Even if we presume she's not some sort of Echani Jedi that participated in the Mandy wars, she was no more shut-in than Jolee was.

She was a Jedi Librarian for many years, Jolee Bindo was a smuggler and a soldier before being a hermit on an incredibly savage area of Kashyk. It doesn't matter even if Obsidian Entertainment intended her to be Aren Kae if it isn't stated in the game's text and is still open to being overuled by future works.


She has her own little list of commandments and rules that she expects everybody else to live up to.

That she wants the Exile to live up to. She seems to consider everyone else a forgone conclusion and not worth teaching anything.


Why else would she be harping on people and physically making a point whenever possible?

To teach the Exile. That's all she does in the whole game until she turns into an antagonist and even then she may still be trying to teach him. Kreia says some things that encourage the Exile to be good (and some that do the opposite) but she has no sympathy. When she tells the Exile to think about whether his actions really help people, she just wants the Exile to become less naive, not really to help anyone.


You don't have to be all sunshine and puppies to believe that there is a "good."

True, Vrook Lamar probably has the highest ideals of goodness in the series and he's even more yelly than Kreia. However going around manipulating everyone for your own agenda makes you at least slightly evil and is a lot more substantial as a judge of character than simply being cranky.

Believing in a higher good doesn't make you good. Trickle down economics believes in a higher good but in the end it's just greed hidden by BS and self delusion.


Anyway, I still see Kreia as a spiritual successor to Jolee, played to a more plot-central effect.

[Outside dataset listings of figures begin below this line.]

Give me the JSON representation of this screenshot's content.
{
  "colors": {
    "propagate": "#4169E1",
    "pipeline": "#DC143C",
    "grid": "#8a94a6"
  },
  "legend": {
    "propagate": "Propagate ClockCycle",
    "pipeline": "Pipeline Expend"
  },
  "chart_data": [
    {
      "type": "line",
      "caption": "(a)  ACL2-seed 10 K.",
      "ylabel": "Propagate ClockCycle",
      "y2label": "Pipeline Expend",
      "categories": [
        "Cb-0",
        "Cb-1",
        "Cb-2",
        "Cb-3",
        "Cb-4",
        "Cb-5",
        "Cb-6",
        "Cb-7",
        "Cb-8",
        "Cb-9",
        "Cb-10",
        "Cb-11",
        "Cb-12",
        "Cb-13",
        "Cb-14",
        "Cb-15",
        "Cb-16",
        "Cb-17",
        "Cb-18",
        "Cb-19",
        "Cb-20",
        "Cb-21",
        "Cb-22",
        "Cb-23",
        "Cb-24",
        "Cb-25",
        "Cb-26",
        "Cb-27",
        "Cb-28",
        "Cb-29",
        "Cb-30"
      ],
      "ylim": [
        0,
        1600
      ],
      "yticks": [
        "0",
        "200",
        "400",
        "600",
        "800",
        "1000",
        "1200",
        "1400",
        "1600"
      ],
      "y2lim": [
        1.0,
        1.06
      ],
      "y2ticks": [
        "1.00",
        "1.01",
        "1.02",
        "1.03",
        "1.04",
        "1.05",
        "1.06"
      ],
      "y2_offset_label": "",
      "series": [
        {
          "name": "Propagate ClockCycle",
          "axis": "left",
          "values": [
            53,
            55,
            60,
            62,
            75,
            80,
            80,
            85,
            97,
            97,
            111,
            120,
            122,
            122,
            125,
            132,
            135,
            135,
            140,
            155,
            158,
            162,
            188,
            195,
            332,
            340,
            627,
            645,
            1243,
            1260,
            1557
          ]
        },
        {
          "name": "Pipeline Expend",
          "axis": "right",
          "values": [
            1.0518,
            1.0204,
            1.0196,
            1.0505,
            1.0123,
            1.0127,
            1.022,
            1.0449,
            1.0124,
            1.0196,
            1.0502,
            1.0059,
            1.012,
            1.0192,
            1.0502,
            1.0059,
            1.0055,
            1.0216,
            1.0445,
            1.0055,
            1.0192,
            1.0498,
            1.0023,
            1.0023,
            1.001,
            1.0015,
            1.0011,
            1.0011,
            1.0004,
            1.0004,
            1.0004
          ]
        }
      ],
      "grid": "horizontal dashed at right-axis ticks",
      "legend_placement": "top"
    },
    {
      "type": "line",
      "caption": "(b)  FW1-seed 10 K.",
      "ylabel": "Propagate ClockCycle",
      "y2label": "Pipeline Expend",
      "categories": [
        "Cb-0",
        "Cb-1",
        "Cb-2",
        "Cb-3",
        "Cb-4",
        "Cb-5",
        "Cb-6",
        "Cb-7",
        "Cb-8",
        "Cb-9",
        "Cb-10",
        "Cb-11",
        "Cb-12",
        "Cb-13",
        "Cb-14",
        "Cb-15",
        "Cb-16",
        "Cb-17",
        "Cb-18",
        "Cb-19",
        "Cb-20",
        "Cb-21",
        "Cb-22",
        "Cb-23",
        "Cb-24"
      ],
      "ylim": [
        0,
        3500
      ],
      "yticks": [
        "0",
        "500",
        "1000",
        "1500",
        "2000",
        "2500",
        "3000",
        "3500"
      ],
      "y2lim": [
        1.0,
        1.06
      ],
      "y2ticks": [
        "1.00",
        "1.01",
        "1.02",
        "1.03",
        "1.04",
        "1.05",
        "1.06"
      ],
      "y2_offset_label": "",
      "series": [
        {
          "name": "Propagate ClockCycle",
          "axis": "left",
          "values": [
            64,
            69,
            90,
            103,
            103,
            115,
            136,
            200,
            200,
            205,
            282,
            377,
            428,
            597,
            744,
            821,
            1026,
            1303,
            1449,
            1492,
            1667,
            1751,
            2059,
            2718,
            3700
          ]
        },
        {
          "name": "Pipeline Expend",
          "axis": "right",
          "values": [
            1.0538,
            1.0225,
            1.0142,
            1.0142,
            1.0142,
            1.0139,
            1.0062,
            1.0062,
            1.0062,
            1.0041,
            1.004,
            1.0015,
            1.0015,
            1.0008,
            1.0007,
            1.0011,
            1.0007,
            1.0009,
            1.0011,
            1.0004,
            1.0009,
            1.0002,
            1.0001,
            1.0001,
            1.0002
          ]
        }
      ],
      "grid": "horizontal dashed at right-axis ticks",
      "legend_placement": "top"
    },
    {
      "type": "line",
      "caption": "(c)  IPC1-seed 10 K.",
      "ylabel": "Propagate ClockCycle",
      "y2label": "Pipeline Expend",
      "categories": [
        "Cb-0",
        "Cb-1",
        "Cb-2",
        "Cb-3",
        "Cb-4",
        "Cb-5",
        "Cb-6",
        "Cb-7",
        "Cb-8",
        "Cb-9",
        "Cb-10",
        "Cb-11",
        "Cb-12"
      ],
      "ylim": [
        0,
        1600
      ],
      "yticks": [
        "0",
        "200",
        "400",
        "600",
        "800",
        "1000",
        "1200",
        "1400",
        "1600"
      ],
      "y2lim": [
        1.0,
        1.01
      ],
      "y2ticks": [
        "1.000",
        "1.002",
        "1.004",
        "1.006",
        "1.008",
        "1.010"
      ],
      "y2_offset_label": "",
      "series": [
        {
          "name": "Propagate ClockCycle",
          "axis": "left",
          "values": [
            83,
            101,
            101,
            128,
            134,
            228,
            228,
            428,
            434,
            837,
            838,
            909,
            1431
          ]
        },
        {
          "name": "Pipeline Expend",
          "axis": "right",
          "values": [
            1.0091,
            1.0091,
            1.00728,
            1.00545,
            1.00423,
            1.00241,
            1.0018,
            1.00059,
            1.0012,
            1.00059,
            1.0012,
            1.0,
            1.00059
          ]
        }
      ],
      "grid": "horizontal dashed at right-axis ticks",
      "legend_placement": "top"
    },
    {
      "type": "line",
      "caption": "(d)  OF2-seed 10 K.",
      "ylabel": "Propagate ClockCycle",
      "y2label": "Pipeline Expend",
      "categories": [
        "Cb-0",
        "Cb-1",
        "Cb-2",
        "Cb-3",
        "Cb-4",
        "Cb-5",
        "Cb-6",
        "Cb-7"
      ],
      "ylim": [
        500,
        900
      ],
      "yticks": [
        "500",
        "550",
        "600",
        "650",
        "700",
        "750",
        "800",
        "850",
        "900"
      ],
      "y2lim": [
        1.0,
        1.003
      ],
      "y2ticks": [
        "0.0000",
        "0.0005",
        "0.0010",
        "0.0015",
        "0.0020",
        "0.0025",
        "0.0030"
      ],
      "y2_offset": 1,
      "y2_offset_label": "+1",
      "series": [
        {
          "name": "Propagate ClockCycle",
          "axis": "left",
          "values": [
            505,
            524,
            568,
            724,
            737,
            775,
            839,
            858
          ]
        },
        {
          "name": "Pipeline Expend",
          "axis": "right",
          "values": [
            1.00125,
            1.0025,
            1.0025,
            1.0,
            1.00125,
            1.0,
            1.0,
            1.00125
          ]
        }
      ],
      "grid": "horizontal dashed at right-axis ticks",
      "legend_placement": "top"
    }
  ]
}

But they're still differant in many ways. Kreia takes the "neutral consular" position from Jolee but is really a completely differant character. Jolee accepts how his life has turned out while Kreia is bitter and probably regretful (as imputable from her claimed simularities to Atris).

LurkerInPlayground
2008-04-26, 07:32 PM
Okay, I'm not even sure what I'm arguing anymore, so I give up.

I probably should have just stuck to the obvious:
You hate Kreia and any comparison to Jolee. Most the comparisons are emotional anyway (but then again, most evaluations of the aesthetics are anyway).

I more or less enjoyed her character. I don't argue that she's the an obvious antagonist and villain, or that what she does is entirely excusable, but I found her more easily sympathizeable than the vast majority of your usual "Star Wars" ensemble of villains.

I don't even really feel that Revan was turned into a Mary Sue or that Kreia was somehow responsible for it. And if we want to take that position, then Revan was a "Mary Sue" long before KOTOR2 rolled around, having been the ultimate Sith strategic genius, a buttload of charisma and who still Had Some Good In Him. Actually, this makes sense, because Revan is supposed to be the player's character.

I'll indulge *one* parting shot. Just one. I maintain that Enlightenment, with a capital "E," depends on who defines it. (i.e. scientific rationalism, believe in Jesus, be mindful, etc.) And I really think Buddhist Enlightenment has a largely exaggerated reputation. In any case, I was obviously expressing an opinion that excising emotion is really a dumb idea, as you never really destroy an emotion so much as you learn to control them.